И судьба распорядилась так, что именно в общежитии Алексей познакомился с Броней. Был канун Нового года. Алексей с Митей взяли в гастрономе за шоссе две бутылки новосибирского "искусственного" шампанского и поднимались по лестнице "своей" общаги.
Они направлялись в гости к Белле Денежкиной, певунье с гитарой, но вдруг им помешало препятствие - в коридоре мыла пол некая девчонка с первого курса, оглядываясь и крутя задом. Решили ей не мешать и подняться на этаж по другой лестнице.
А там нараспашку была открыта дверь в одну из комнат, визжала музыка, царил полумрак, сияла крашеными лампочками елка и голые девичьи руки зазывали прохожих мальчиков:
- Вы мужики или вы голубые?
- Мы мужики розовые, если раздеться на пляже, - быстро ответил Митя, он всегда был решительным, и свернул в сладкую тьму. И Алеша покорно заковылял за ним, хотя не очень хотелось лезть в этот шум, его тянуло на пятый этаж...
Там у Беллы в гостях, возможно, сидит Галя Савраскина, по студенческой кличке Лань. Однажды в университетской библиотеке, оказавшись неподалеку друг от друга за столами, Алексей и Галя уже переглянулись несколько раз до взаимного смущения и покраснения. У него сердце зашлось: неужели такая красивая девушка что-то в нем нашла? И он надеялся увидеть ее не в официальном месте. В новогоднюю ночь действуют магические законы...

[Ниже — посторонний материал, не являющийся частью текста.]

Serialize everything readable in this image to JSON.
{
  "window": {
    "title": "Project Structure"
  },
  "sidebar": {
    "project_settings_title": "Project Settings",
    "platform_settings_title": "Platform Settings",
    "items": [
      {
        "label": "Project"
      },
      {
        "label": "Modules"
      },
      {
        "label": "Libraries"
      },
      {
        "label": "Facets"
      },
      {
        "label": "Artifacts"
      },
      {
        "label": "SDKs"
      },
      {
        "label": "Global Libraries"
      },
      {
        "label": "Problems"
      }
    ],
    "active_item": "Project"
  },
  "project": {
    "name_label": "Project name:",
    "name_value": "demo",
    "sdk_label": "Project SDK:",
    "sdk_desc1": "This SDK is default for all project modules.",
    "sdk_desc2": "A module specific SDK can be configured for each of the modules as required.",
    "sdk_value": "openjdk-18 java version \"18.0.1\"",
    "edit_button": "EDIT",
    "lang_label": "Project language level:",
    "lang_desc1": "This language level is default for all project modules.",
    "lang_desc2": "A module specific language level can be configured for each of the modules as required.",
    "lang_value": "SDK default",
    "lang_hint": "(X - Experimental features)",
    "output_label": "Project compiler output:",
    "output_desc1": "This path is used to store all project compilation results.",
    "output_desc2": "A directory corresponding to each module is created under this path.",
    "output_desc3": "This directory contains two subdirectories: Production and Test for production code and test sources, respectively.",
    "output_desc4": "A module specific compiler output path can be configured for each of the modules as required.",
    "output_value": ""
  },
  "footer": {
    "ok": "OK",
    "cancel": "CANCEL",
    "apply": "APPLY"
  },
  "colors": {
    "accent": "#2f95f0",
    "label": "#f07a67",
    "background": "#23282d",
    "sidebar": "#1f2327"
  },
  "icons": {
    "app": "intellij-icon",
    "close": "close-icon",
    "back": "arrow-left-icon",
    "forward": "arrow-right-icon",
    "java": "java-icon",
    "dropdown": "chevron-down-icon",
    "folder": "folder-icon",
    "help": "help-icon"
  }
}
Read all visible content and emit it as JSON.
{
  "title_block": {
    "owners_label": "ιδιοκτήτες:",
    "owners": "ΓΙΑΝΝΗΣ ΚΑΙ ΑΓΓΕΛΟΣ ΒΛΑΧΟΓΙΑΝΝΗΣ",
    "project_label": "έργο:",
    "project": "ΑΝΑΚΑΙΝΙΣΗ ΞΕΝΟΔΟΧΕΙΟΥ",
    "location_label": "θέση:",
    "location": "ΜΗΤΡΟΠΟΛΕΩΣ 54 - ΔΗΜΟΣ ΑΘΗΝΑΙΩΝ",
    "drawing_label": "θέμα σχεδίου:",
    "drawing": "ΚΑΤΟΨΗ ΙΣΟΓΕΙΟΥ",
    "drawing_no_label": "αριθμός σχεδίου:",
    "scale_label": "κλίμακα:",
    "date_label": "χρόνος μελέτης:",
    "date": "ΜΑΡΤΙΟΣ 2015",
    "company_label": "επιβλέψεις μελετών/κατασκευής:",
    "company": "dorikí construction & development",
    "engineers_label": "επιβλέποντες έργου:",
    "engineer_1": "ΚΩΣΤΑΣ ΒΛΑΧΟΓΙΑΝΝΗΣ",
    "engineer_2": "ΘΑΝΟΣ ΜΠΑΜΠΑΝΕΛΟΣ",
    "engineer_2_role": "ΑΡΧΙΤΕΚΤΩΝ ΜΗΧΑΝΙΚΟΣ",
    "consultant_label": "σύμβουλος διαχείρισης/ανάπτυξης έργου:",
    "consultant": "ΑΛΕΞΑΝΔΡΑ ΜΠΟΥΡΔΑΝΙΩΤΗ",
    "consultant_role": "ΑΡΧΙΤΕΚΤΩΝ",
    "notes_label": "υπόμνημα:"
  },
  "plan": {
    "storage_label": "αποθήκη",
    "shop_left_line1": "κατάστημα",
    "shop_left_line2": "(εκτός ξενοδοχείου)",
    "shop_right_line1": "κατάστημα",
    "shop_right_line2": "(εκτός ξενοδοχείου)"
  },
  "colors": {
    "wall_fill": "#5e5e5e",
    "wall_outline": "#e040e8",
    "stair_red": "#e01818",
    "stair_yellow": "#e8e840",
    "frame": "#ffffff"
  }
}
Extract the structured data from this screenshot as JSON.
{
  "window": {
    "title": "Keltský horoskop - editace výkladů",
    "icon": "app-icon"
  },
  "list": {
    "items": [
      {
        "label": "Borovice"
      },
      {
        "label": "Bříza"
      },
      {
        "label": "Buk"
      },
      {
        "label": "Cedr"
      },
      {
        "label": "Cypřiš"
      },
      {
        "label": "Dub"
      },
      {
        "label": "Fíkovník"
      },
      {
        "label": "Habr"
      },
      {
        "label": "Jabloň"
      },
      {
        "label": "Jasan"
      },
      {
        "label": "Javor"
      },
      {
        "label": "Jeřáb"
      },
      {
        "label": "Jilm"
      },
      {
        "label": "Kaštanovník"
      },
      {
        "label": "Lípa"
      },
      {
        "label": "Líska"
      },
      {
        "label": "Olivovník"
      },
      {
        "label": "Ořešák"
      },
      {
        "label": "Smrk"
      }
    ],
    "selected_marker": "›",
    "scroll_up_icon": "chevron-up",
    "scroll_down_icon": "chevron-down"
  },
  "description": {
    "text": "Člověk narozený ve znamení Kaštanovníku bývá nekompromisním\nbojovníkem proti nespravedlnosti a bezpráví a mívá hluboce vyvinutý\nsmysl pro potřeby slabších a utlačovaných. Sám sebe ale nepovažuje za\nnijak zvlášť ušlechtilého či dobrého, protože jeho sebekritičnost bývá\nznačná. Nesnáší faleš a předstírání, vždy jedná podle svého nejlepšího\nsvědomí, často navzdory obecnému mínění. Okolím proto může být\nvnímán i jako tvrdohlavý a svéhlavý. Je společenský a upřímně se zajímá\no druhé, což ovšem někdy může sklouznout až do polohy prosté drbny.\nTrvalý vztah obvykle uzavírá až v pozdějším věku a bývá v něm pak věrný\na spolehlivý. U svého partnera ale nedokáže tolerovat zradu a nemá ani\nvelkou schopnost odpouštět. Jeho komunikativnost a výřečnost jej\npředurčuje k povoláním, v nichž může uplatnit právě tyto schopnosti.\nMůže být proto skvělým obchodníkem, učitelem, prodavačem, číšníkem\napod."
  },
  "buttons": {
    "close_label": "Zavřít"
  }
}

Но, увы, Алексею не было суждено провести эту ночь рядом с Галей Савраскиной. Они с Митей загуляли с девицами с истфака. Там, помнится, были две пятикурсницы и две помоложе... Напились до полного свинства, и Алексей, очнувшись средь бела дня, увидел, что лежит припертый к стене на узкой койке под тонким байковым одеялом рядом с раздетой догола незнакомой пышной девицей, которая и была Броня Скуратова. Сам он был, правда, в майке и брюках.
Почувствовав, что Алексей проснулся, девица, смеясь, зашептала:
- Ты чё такой трус? А еще длинный.
Вокруг них спали вповалку на кроватях и даже на полу сопящие пары, пахло винным перегаром, окурками, носками и чем-то еще мерзким, как бы тухлой колбасой и разлитым медом.
- Трус? - хрипло переспросил Алексей, втираясь спиной в стену.
- Уже успел одеться! Давай еще раз...
Что она такое говорит?! Шевеля пальцами обеих рук, как двумя пауками, повела по его телу, попутно ловко расстегнув ремень и "молнию".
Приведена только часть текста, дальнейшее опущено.